I have come to cherish that the magi are wise – not so much because of their knowledge or studies. They are wise because of their spirits. They are wise because their eyes are not simply turned inward toward the world with which they are most comfortable. They are wise because they sincerely seek understanding beyond what they already know. They are wise because their minds are open to what is going on around them in the world. They are wise because their hearts are open to something beyond themselves. It is this openness that allows them to recognize God’s presence and revelation. It is this openness that allows them to proclaim the messiah as part of their journey. This is the essence of their wisdom. Perhaps it is the essence of all wisdom – that openness to what is greater than ourselves with a willingness to embrace the mystery of God.
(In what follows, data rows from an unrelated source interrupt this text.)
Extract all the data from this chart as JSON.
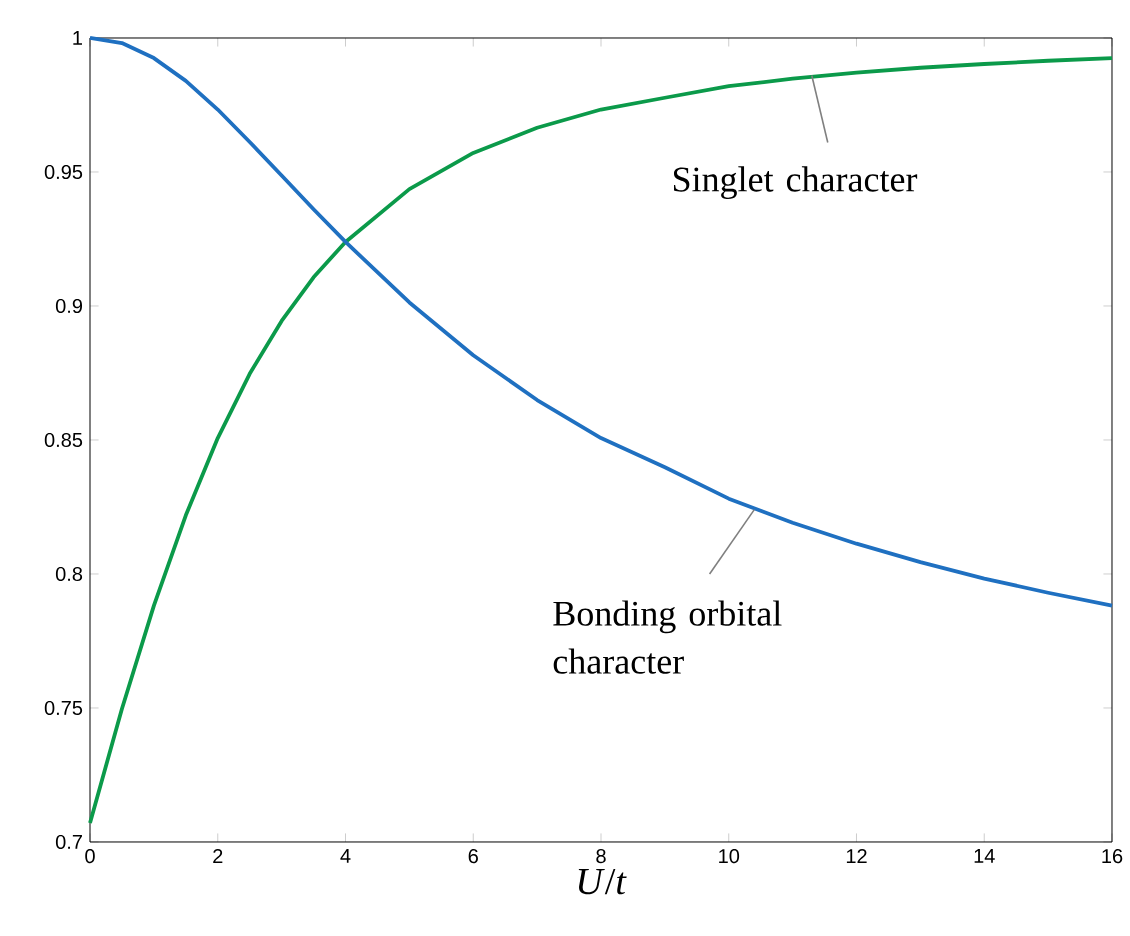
{
  "chart_data": {
    "type": "line",
    "xlabel": "*U*/*t*",
    "x": [
      0,
      0.5,
      1,
      1.5,
      2,
      2.5,
      3,
      3.5,
      4,
      5,
      6,
      7,
      8,
      9,
      10,
      11,
      12,
      13,
      14,
      15,
      16
    ],
    "series": [
      {
        "color": "#0b9a4a",
        "values": [
          0.7071,
          0.7497,
          0.7882,
          0.8219,
          0.8507,
          0.8747,
          0.8944,
          0.9107,
          0.9239,
          0.9436,
          0.9571,
          0.9665,
          0.9733,
          0.9777,
          0.982,
          0.9848,
          0.9871,
          0.9889,
          0.9903,
          0.9915,
          0.9925
        ]
      },
      {
        "color": "#1f70c1",
        "values": [
          1,
          0.9981,
          0.9925,
          0.984,
          0.9733,
          0.9612,
          0.9487,
          0.9361,
          0.9239,
          0.9013,
          0.8816,
          0.8649,
          0.8507,
          0.8398,
          0.8281,
          0.8191,
          0.8113,
          0.8044,
          0.7983,
          0.793,
          0.7882
        ]
      }
    ],
    "xlim": [
      0,
      16
    ],
    "ylim": [
      0.7,
      1
    ],
    "xticks": [
      0,
      2,
      4,
      6,
      8,
      10,
      12,
      14,
      16
    ],
    "yticks": [
      0.7,
      0.75,
      0.8,
      0.85,
      0.9,
      0.95,
      1
    ],
    "annotations": [
      {
        "text": "Singlet character",
        "x": 11.3,
        "y": 0.986
      },
      {
        "text": "Bonding orbital character",
        "x": 10.4,
        "y": 0.824
      }
    ],
    "grid": false,
    "marker": "none",
    "line_style": "solid"
  }
}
As we begin a new year, I find it helpful to remember this kind of wisdom. We are often tempted to believe we have all the answers. We are tempted to define the world around us by what makes us feel safe. By doing so, we can easily be in danger of missing God’s ongoing revelations. So I invite us into a season where we continue to look toward the sky, notwithstanding the darkness. I invite us to look for that light beyond our comfort zones. I invite us to seek out new opportunities. I invite us into a season where we continue our journey of faith together, allowing God to reveal God’s self again and again in the face and presence of the apparently ordinary – an infant whose cries and vulnerabilities have brought the possibility of salvation and redemption into the whole of humanity and our world.

This is the essence of Epiphany! And you and I – we have been invited to be part of this grand revelation by embodying God’s love in the places where we find ourselves, believing that we have been called together “for a time such as this.” May 2016 be a year of a passionate corporate witness as we faithfully reaffirm our role as ambassadors – working to stop the senseless violence near and far; working to bring shelter to the homeless; working to embrace the stranger in our midst; working to stop racism and all other isms that tear at the dignity of humanity. May we be wise and living reflections of that Christ light that broke into the darkness of the night more than 2,000 years ago.